Laos–Myanmar relations is one that of a long, close relationship between the two neighbors, Laos and Myanmar. Myanmar has an embassy in Vientiane and Laos has an embassy in Yangon.

==History and modern relations==
While the two countries share common Theravada Buddhism, both often engaged in war from 16th century onward. The Taungoo dynasty had conquered Laos during the reign of Bayinnaung. Setthathirath led the Lan Xang Kingdom into a resistance war against the Burmese but failed. With the collapse of Taungoo Empire, the Laotians soon restored their nation from the Burmese.

The Burmese would go on to conquer Laos for the second time as Konbaung dynasty, and Lan Xang this time was unable to fend off again. Similar to the first invasion, Burma would go on crippled due to war with the Chinese that saw Lan Xang regain independence for the second time.

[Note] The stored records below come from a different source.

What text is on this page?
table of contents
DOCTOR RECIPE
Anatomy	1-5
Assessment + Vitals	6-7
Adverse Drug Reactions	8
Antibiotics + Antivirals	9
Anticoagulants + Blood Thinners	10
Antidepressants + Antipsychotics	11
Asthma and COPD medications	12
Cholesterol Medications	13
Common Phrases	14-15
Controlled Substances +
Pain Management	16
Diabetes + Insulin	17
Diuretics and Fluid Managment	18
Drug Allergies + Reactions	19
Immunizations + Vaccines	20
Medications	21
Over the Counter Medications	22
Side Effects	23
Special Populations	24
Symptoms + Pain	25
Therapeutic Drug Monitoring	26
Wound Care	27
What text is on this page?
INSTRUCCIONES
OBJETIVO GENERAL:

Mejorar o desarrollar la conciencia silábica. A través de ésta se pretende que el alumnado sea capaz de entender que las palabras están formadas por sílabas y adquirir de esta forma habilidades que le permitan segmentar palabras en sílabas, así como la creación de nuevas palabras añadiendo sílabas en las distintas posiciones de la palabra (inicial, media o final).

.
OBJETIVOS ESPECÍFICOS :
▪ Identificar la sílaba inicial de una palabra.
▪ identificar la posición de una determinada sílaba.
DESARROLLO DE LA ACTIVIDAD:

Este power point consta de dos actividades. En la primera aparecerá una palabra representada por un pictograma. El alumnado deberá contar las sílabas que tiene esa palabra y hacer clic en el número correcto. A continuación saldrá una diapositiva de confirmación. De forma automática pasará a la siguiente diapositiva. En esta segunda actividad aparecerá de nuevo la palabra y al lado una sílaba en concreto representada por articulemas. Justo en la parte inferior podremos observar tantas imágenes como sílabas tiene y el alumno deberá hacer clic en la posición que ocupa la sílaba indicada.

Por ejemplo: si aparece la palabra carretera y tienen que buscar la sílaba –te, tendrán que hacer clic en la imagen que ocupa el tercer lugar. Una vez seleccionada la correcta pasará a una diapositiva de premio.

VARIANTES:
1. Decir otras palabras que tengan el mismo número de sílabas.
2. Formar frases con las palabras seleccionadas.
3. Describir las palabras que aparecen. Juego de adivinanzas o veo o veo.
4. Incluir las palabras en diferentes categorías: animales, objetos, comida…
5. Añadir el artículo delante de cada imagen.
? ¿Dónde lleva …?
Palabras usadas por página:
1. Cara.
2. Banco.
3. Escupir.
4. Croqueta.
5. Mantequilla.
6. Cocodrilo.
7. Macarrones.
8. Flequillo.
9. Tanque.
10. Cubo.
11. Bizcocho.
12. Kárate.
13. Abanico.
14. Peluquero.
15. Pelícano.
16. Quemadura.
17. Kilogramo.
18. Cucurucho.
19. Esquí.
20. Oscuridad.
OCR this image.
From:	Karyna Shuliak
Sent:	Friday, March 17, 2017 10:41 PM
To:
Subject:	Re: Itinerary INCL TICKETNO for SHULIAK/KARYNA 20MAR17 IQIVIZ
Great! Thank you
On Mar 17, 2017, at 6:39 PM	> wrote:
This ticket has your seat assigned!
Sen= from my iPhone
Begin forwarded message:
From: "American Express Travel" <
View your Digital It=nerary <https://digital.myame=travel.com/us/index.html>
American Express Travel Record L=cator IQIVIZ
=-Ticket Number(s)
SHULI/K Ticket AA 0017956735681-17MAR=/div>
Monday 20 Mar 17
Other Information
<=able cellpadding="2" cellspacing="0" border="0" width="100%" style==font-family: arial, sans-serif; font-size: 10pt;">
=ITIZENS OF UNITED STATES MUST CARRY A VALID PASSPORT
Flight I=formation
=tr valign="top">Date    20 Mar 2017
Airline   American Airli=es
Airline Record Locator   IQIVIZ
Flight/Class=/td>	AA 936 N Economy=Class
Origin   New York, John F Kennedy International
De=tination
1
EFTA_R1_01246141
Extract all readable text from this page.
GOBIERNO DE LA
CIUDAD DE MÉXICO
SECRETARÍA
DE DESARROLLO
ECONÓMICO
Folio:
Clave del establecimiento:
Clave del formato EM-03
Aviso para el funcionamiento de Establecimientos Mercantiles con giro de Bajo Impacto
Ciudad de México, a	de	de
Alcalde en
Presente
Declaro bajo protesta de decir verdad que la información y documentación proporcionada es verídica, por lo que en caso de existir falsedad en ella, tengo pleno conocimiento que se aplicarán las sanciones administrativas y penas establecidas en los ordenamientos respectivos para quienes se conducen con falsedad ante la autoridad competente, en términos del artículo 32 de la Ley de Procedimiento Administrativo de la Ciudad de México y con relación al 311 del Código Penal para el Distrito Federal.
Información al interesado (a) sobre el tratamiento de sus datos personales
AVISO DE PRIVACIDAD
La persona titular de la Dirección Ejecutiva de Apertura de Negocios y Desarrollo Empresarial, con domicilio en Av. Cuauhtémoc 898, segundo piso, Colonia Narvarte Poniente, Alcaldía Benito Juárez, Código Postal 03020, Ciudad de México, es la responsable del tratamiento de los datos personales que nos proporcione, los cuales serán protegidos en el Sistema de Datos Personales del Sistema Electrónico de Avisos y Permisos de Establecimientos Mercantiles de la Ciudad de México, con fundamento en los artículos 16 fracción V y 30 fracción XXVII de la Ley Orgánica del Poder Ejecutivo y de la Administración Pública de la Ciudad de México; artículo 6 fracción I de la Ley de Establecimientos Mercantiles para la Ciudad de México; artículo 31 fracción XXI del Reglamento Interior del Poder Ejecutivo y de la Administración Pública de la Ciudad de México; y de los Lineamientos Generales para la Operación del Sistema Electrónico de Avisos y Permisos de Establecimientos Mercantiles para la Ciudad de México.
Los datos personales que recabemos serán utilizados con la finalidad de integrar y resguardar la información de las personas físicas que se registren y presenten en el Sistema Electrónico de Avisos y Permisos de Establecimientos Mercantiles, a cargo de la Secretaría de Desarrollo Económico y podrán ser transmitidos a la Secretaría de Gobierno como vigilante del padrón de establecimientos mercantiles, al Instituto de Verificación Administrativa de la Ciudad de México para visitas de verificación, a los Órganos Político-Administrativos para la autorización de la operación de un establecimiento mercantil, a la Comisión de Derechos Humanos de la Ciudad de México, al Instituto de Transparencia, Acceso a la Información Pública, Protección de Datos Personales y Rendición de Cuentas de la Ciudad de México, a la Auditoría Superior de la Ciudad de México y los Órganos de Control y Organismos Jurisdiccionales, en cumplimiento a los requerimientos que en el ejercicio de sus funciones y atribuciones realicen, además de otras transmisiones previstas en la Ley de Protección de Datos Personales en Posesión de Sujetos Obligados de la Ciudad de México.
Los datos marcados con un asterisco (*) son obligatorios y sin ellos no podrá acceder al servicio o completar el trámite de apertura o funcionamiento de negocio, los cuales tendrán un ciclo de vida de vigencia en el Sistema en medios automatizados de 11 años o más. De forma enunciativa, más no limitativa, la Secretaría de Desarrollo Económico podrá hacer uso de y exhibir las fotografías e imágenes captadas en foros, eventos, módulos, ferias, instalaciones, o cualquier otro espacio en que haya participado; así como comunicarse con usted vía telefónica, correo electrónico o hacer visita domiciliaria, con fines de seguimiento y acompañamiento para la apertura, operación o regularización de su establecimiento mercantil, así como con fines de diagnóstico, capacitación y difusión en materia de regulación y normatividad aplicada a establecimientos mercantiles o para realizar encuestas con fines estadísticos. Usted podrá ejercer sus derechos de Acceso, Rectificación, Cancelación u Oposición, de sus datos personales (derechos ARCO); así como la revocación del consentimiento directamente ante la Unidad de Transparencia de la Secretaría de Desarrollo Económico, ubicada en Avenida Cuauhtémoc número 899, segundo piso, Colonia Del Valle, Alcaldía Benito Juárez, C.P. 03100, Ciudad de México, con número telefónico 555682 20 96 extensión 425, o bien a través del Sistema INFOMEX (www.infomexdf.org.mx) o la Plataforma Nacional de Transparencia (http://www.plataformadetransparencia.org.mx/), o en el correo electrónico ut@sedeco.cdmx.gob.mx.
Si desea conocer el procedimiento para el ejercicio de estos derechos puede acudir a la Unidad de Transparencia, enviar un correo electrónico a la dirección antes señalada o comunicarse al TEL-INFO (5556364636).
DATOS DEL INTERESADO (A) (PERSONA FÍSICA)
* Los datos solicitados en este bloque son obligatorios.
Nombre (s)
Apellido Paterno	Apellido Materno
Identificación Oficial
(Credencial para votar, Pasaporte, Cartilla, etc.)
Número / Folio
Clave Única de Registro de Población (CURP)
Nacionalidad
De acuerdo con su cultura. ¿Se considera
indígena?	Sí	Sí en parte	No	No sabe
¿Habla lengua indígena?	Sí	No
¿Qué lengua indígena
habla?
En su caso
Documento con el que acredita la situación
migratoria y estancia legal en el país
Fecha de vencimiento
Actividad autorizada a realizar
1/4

In the 19th century, both would go on to become British and French colony separately. Since then, there had been no relationship between two and the Vietnam War that occurred near the Laotian border also prevented Laos and Burma from establishing official relations. Laos and Myanmar only established official ties starting in the 1990s.

==Cooperation==
Since the 1990s, increasing cooperation started as both countries joined the ASEAN.

In 2015, the first official friendship bridge between the two neighbors was opened. Both countries have attempted to expand bilateral trade and cooperation.